The final issue that was raised during the committee’s study pertained to First Nation capacity funding. Peter Johnston, Council of Yukon First Nations Grand Chief, told me that:

. . . screenings by the executive committee —15 months and panel reviews at 18 months — do not provide adequate time to complete assessments of complex projects that will be subject of these assessments.

We heard today from the Yukon Government Minister Pillai, when I expressed my concerns about timelines, that in his view, in order for First Nations to participate in this next stage of regulation and policy development and to build capacity to do the assessments, First Nations would need appropriate resources.

Since this has been identified as a potential barrier to the efficiency of the collaborative process to develop replacement language and the ability to fully engage in the regulatory process, your committee also recommended in our observation that the federal government address the capacity funding issue as a priority.
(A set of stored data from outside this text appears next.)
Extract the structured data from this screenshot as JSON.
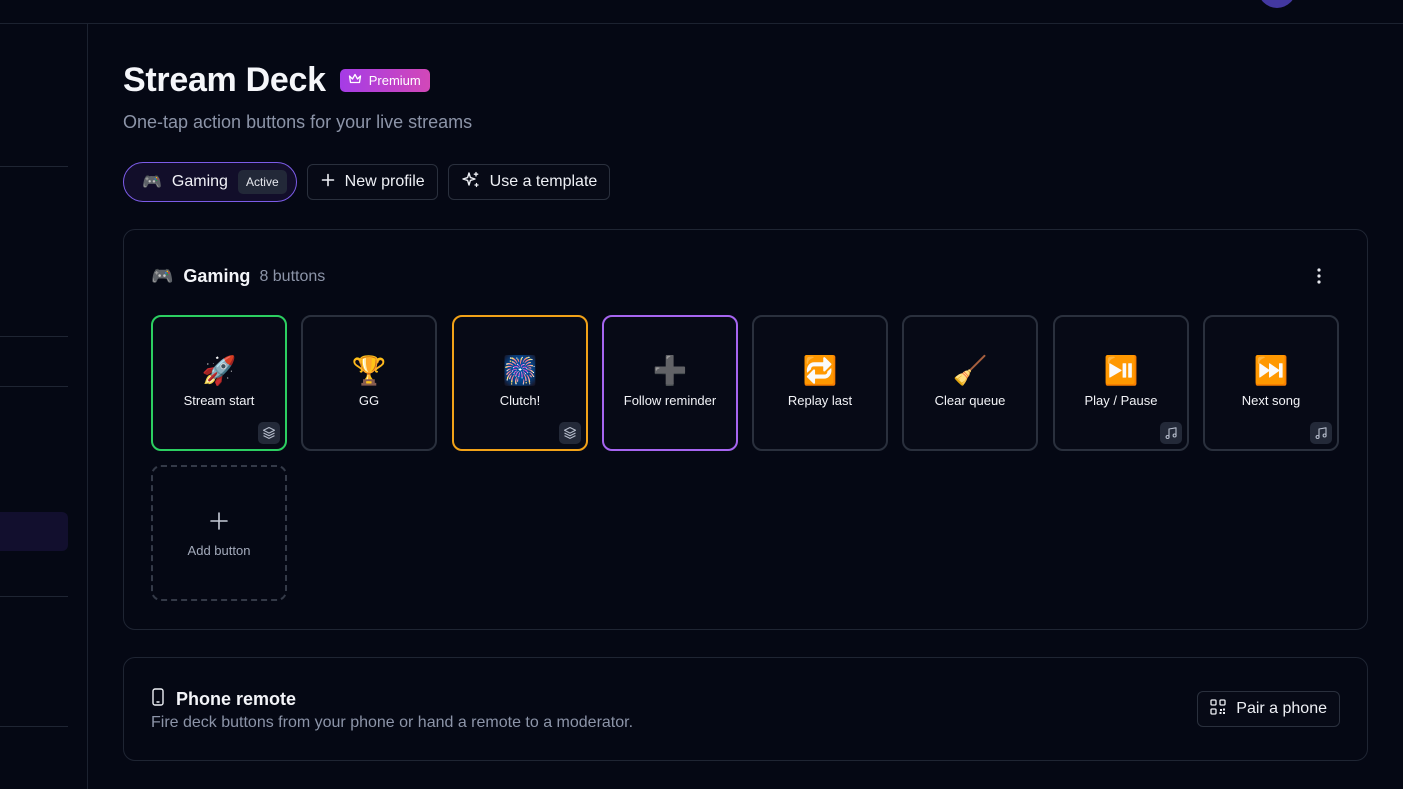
{
  "header": {
    "title": "Stream Deck",
    "badge": "Premium",
    "subtitle": "One-tap action buttons for your live streams"
  },
  "profiles": {
    "active": {
      "icon": "🎮",
      "name": "Gaming",
      "tag": "Active"
    },
    "new_profile": "New profile",
    "use_template": "Use a template"
  },
  "deck": {
    "icon": "🎮",
    "name": "Gaming",
    "count": "8 buttons",
    "buttons": [
      {
        "emoji": "🚀",
        "label": "Stream start",
        "accent": "#2ccf61",
        "corner_icon": "layers-icon"
      },
      {
        "emoji": "🏆",
        "label": "GG",
        "accent": "",
        "corner_icon": ""
      },
      {
        "emoji": "🎆",
        "label": "Clutch!",
        "accent": "#f2a218",
        "corner_icon": "layers-icon"
      },
      {
        "emoji": "➕",
        "label": "Follow reminder",
        "accent": "#a665f0",
        "corner_icon": ""
      },
      {
        "emoji": "🔁",
        "label": "Replay last",
        "accent": "",
        "corner_icon": ""
      },
      {
        "emoji": "🧹",
        "label": "Clear queue",
        "accent": "",
        "corner_icon": ""
      },
      {
        "emoji": "⏯️",
        "label": "Play / Pause",
        "accent": "",
        "corner_icon": "music-note-icon"
      },
      {
        "emoji": "⏭️",
        "label": "Next song",
        "accent": "",
        "corner_icon": "music-note-icon"
      }
    ],
    "add_label": "Add button"
  },
  "remote": {
    "title": "Phone remote",
    "description": "Fire deck buttons from your phone or hand a remote to a moderator.",
    "pair_label": "Pair a phone"
  },
  "colors": {
    "background": "#050814",
    "border": "#1f2533",
    "accent_purple": "#7c5ce8",
    "premium_gradient_start": "#a53ce6",
    "premium_gradient_end": "#d248b8"
  }
}
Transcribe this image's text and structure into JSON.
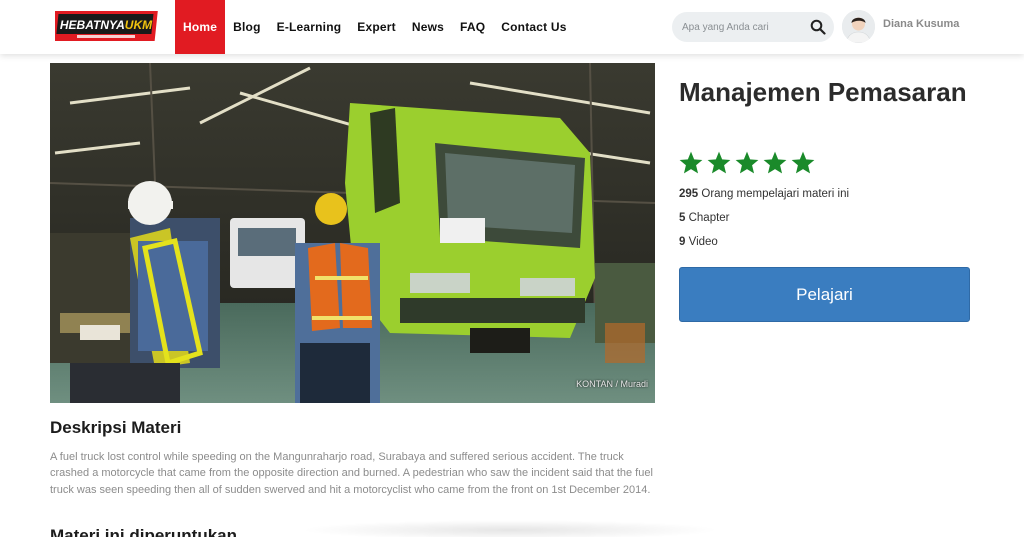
{
  "header": {
    "logo_text": "HEBATNYAUKM",
    "nav": [
      {
        "label": "Home",
        "active": true
      },
      {
        "label": "Blog",
        "active": false
      },
      {
        "label": "E-Learning",
        "active": false
      },
      {
        "label": "Expert",
        "active": false
      },
      {
        "label": "News",
        "active": false
      },
      {
        "label": "FAQ",
        "active": false
      },
      {
        "label": "Contact Us",
        "active": false
      }
    ],
    "search": {
      "placeholder": "Apa yang Anda cari",
      "icon": "search-icon"
    },
    "user": {
      "name": "Diana Kusuma",
      "icon": "avatar"
    }
  },
  "hero": {
    "photo_credit": "KONTAN / Muradi"
  },
  "course": {
    "title": "Manajemen Pemasaran",
    "rating": 5,
    "rating_max": 5,
    "star_color": "#1a8a2a",
    "learners_count": "295",
    "learners_text": " Orang mempelajari materi ini",
    "chapters_count": "5",
    "chapters_text": " Chapter",
    "videos_count": "9",
    "videos_text": " Video",
    "cta_label": "Pelajari",
    "cta_color": "#3a7dc0"
  },
  "description": {
    "title": "Deskripsi Materi",
    "text": "A fuel truck lost control while speeding on the Mangunraharjo road, Surabaya and suffered serious accident. The truck crashed a motorcycle that came from the opposite direction and burned. A pedestrian who saw the incident said that the fuel truck was seen speeding then all of sudden swerved and hit a motorcyclist who came from the front on 1st December 2014."
  },
  "next_section": {
    "title": "Materi ini diperuntukan"
  },
  "colors": {
    "brand_red": "#e11b22",
    "primary_blue": "#3a7dc0"
  }
}
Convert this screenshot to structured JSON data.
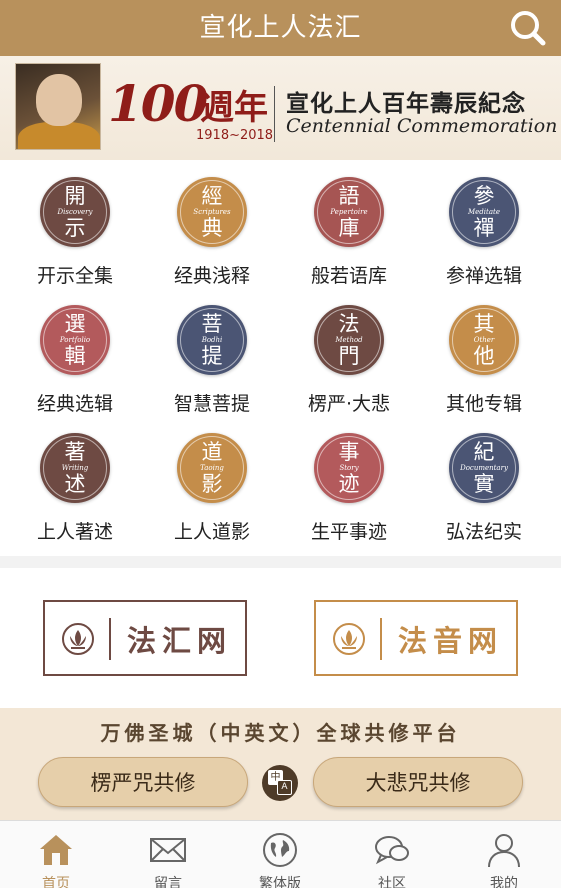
{
  "header": {
    "title": "宣化上人法汇",
    "search_icon": "search-icon"
  },
  "banner": {
    "number": "100",
    "week": "週年",
    "years": "1918~2018",
    "title_cn": "宣化上人百年壽辰紀念",
    "title_en": "Centennial Commemoration"
  },
  "grid": [
    {
      "top": "開",
      "en": "Discovery",
      "bot": "示",
      "label": "开示全集",
      "color": "#6e4a43"
    },
    {
      "top": "經",
      "en": "Scriptures",
      "bot": "典",
      "label": "经典浅释",
      "color": "#c48d4a"
    },
    {
      "top": "語",
      "en": "Pepertoire",
      "bot": "庫",
      "label": "般若语库",
      "color": "#a65553"
    },
    {
      "top": "參",
      "en": "Meditate",
      "bot": "禪",
      "label": "参禅选辑",
      "color": "#4b5574"
    },
    {
      "top": "選",
      "en": "Portfolio",
      "bot": "輯",
      "label": "经典选辑",
      "color": "#b35a5c"
    },
    {
      "top": "菩",
      "en": "Bodhi",
      "bot": "提",
      "label": "智慧菩提",
      "color": "#4b5574"
    },
    {
      "top": "法",
      "en": "Method",
      "bot": "門",
      "label": "楞严·大悲",
      "color": "#6e4a43"
    },
    {
      "top": "其",
      "en": "Other",
      "bot": "他",
      "label": "其他专辑",
      "color": "#c48d4a"
    },
    {
      "top": "著",
      "en": "Writing",
      "bot": "述",
      "label": "上人著述",
      "color": "#6e4a43"
    },
    {
      "top": "道",
      "en": "Taoing",
      "bot": "影",
      "label": "上人道影",
      "color": "#c48d4a"
    },
    {
      "top": "事",
      "en": "Story",
      "bot": "迹",
      "label": "生平事迹",
      "color": "#b35a5c"
    },
    {
      "top": "紀",
      "en": "Documentary",
      "bot": "實",
      "label": "弘法纪实",
      "color": "#4b5574"
    }
  ],
  "links": {
    "fahui": {
      "label": "法汇网",
      "color": "#6e4a43"
    },
    "fayin": {
      "label": "法音网",
      "color": "#c48d4a"
    }
  },
  "practice": {
    "title": "万佛圣城（中英文）全球共修平台",
    "left_button": "楞严咒共修",
    "right_button": "大悲咒共修",
    "toggle_cn": "中",
    "toggle_en": "A"
  },
  "tabbar": [
    {
      "label": "首页",
      "icon": "home-icon",
      "active": true
    },
    {
      "label": "留言",
      "icon": "mail-icon",
      "active": false
    },
    {
      "label": "繁体版",
      "icon": "globe-icon",
      "active": false
    },
    {
      "label": "社区",
      "icon": "chat-icon",
      "active": false
    },
    {
      "label": "我的",
      "icon": "user-icon",
      "active": false
    }
  ],
  "colors": {
    "brand": "#b8915c",
    "dark": "#6e4a43",
    "accent": "#8f1d19"
  }
}
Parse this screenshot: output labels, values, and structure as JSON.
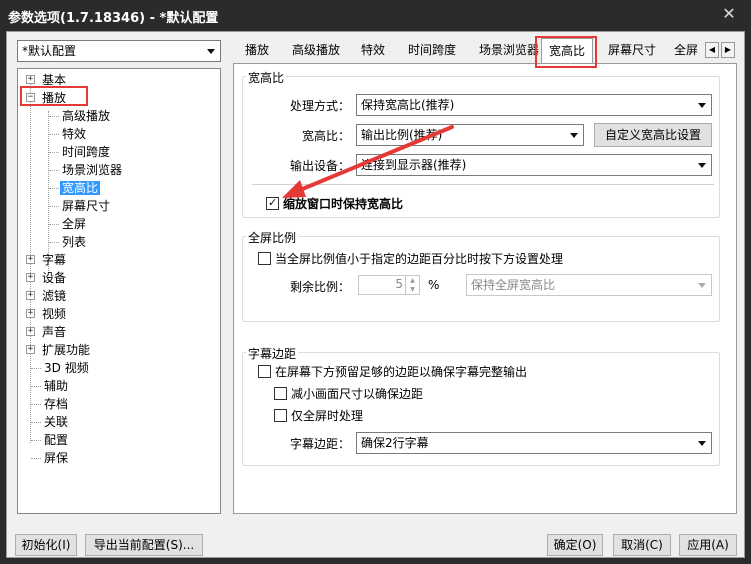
{
  "window": {
    "title": "参数选项(1.7.18346) - *默认配置",
    "close_glyph": "✕"
  },
  "profile": {
    "selected": "*默认配置"
  },
  "tree": {
    "items": [
      {
        "label": "基本",
        "expander": "+"
      },
      {
        "label": "播放",
        "expander": "−"
      },
      {
        "label": "高级播放"
      },
      {
        "label": "特效"
      },
      {
        "label": "时间跨度"
      },
      {
        "label": "场景浏览器"
      },
      {
        "label": "宽高比"
      },
      {
        "label": "屏幕尺寸"
      },
      {
        "label": "全屏"
      },
      {
        "label": "列表"
      },
      {
        "label": "字幕",
        "expander": "+"
      },
      {
        "label": "设备",
        "expander": "+"
      },
      {
        "label": "滤镜",
        "expander": "+"
      },
      {
        "label": "视频",
        "expander": "+"
      },
      {
        "label": "声音",
        "expander": "+"
      },
      {
        "label": "扩展功能",
        "expander": "+"
      },
      {
        "label": "3D 视频"
      },
      {
        "label": "辅助"
      },
      {
        "label": "存档"
      },
      {
        "label": "关联"
      },
      {
        "label": "配置"
      },
      {
        "label": "屏保"
      }
    ]
  },
  "tabs": {
    "items": [
      "播放",
      "高级播放",
      "特效",
      "时间跨度",
      "场景浏览器",
      "宽高比",
      "屏幕尺寸",
      "全屏"
    ],
    "scroll_left": "◀",
    "scroll_right": "▶"
  },
  "aspect": {
    "group_title": "宽高比",
    "method_label": "处理方式：",
    "method_value": "保持宽高比(推荐)",
    "ratio_label": "宽高比：",
    "ratio_value": "输出比例(推荐)",
    "custom_button": "自定义宽高比设置",
    "device_label": "输出设备：",
    "device_value": "连接到显示器(推荐)",
    "keep_on_resize": "缩放窗口时保持宽高比"
  },
  "fullscreen_ratio": {
    "group_title": "全屏比例",
    "check_label": "当全屏比例值小于指定的边距百分比时按下方设置处理",
    "remain_label": "剩余比例：",
    "remain_value": "5",
    "percent": "%",
    "mode_value": "保持全屏宽高比"
  },
  "subtitle_margin": {
    "group_title": "字幕边距",
    "reserve_label": "在屏幕下方预留足够的边距以确保字幕完整输出",
    "shrink_label": "减小画面尺寸以确保边距",
    "fullscreen_only_label": "仅全屏时处理",
    "margin_label": "字幕边距：",
    "margin_value": "确保2行字幕"
  },
  "footer": {
    "init": "初始化(I)",
    "export": "导出当前配置(S)...",
    "ok": "确定(O)",
    "cancel": "取消(C)",
    "apply": "应用(A)"
  },
  "colors": {
    "selection": "#3399ff",
    "annotation": "#e53935"
  }
}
Honourable senators, Minister Pillai told our committee that Yukon wants to become one of the most competitive jurisdictions in this country, and I understand they are currently developing a mineral development strategy to help them achieve that goal in the next 10 years.

However, this period of uncertainty, with a lack of mandated timelines and the removal of the exemption from reassessment for minor changes, threatens to slow down the recent surge of interest in Yukon as a viable mining jurisdiction.

Senator MacDonald asked some interesting questions and found that Yukon has received a 2.3 per cent increase in territorial formula financing transfers from the federal government while, at the same time, it has seen an 18.4 per cent decrease in own-source revenue from the mineral, oil and gas and forestry sector.

Should we not be enacting legislation and policies that encourage Yukon to generate more own-source revenue and ultimately become less dependent on federal transfers that make up anywhere from 85 to 90 per cent of their annual budget?

In conclusion, honourable senators, I would like to be clear and leave you with this: I will certainly not be so bold as to recommend that we amend or delay a bill that the Government of Canada, the Government of Yukon and the Council of First Nations have asked us to pass quickly and without amendment. I agree with Senator Campbell that the bill should be passed without amendment.

However, I will ask you to accept the observations that our committee has adopted and to help us ensure that the collaborative process for developing replacement language is concluded promptly. Thank you.

The Hon. the Speaker: Are honourable senators ready for the question?

Hon. Senators: Question.

The Hon. the Speaker: Is it your pleasure, honourable senators, to adopt the motion?

Some Hon. Senators: Agreed.

Senator Neufeld: On division.

(Motion agreed to and bill read third time and passed, on division.)